SQL queries can select from, and insert into, Kafka topics provided they are registered as tables.
For example, the following DDL would register the eqiad.eventgate-main.test.event topic as testevent.
CREATE TABLE testevent ( test string ) WITH ( 'connector' = 'kafka', 'topic' = 'eqiad.eventgate-main.test.event', 'properties.bootstrap.servers' = 'kafka-jumbo1001.eqiad.wmnet:9092', 'properties.group.id' = 'testGroup', 'scan.startup.mode' = 'earliest-offset', 'format' = 'json' );
The topic can than be queried as
select test from testevent;
Declaring DDL for for all tables/topics is cumbersome. It would lead to code duplication, overhead for managing schema changes, and ad-hoc data validation before producing messages.
We should leverage on existing json schema registries and
allow for automatic table discovery. This already happens for Scala and python jobs that depend on
eventutilities (e.g. EventTableDescriptorBuilder) to configure streams. SQL jobs should follow the same approach.

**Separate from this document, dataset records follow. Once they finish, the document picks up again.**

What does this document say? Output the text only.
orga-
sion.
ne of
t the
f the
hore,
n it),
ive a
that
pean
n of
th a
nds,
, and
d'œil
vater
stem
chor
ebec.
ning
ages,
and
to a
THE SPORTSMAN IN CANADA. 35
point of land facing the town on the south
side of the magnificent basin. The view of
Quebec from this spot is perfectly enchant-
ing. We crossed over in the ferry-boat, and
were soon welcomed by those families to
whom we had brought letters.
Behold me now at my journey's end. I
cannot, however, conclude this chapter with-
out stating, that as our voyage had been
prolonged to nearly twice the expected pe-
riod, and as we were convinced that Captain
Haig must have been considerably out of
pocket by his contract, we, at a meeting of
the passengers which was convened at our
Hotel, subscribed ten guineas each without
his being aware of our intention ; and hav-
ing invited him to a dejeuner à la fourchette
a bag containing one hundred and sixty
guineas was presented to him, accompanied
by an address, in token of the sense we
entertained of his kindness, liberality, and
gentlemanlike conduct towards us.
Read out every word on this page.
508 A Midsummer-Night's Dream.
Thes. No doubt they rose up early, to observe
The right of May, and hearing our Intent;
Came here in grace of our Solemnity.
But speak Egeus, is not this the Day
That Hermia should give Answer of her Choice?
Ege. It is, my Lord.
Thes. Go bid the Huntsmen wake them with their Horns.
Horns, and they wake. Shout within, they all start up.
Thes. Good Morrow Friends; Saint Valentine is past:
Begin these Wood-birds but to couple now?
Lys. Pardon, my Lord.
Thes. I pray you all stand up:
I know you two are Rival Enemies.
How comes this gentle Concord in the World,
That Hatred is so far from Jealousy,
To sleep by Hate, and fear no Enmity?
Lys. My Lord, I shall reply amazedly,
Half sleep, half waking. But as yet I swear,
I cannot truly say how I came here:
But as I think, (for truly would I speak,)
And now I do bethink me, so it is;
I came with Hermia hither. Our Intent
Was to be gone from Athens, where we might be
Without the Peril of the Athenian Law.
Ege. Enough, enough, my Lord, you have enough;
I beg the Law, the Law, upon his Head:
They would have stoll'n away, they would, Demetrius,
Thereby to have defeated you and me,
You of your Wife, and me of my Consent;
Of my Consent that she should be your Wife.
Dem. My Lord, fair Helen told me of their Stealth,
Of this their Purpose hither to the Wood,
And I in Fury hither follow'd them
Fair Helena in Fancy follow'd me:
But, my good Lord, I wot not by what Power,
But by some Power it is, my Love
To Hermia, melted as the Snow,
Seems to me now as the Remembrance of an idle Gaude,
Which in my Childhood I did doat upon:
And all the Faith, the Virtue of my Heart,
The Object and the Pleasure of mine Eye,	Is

- eventutilities is integrated with a Flink Catalog that automatically exposes kafka topics
- It is possible to consume events from Kafka
- It is possible to produce events into Kafka
Options we considered
Some (non mutually-exclusive) options we considered:
- Implement a SQL client that executes statements in a job that initializes EventTableDescriptorBuilder. Basic functionality for this has already been implemented in scala/python, we should be mindful of how to manage a stream config. This approach would require providing (and managing) a config that declares all streams that need to be exposed.
- Implement a user-defined Flink Catalog atop eventutilities.
- Integrate with Datahub.
Things to consider:
- Enrichment services need to access external sources, for instance HTTP endpoints (e.g. Action API). Those too could be exposed in a Catalog. This aspect, however, is out of scope for the current task.
- How would a Catalog integrate with Hive / Iceberg?